Sachin Pavithran won the top NFB national scholarship in 2007. He is the president of the Cache Valley Chapter of the NFB of Utah and serves on the board of directors of the NFB of Utah. Margee is the treasurer of the Cache Valley Chapter. They are the proud parents of a new baby, Maya Anne. Sachin and Margee chose this recipe because they love Indian food (Sachin was born in India), and this snack is easy to make and very tasty. Sachin became a United States citizen on September 10, 2008.
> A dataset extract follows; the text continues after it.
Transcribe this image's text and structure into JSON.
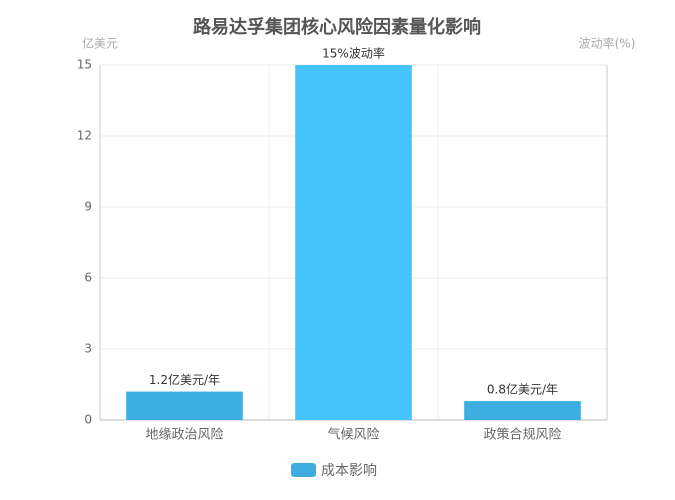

1 package spring roll pastry
3 large potatoes
3/4 cup frozen peas
1 teaspoon ground coriander
1 teaspoon ground cumin
1 small onion, chopped
2 teaspoons crushed red pepper flakes
2 tablespoons chopped cilantro
2 tablespoons lemon juice
1 tablespoon flour
1 tablespoon water
Oil for frying

Method: Boil potatoes until tender, then set aside to cool. Pour water into a small bowl with flour, and mix until it has a thin, glue-like consistency. Set aside. Chop the potatoes into small, bite-sized pieces. Place them in a medium bowl, then add peas, chopped onions, spices, and lemon juice. Mix everything together. To make samosas, place each sheet of pastry on a cutting board. Lift one corner of the pastry and brush some of the paste on the underside of the corner. Coil it toward the center and press paste-side-down against the center of the sheet so that it is glued in place. Brush paste on the other corner of that long side of the sheet and coil into a cone, pressing the pasted corner firmly against the back side of the sheet to seal. Hold the cone in one hand and stuff the open end of the samosa with about a tablespoon of filling. Coat the open lip with the flour glue. Fold the edge over. Press to seal. In a deep pan over medium heat fry three samosas at a time on one side until they brown. Then turn them over and fry on the other side. Lift them out of the pan and drain on a paper-towel-lined plate to absorb excess oil. You can serve samosas as an appetizer or as part of the main course.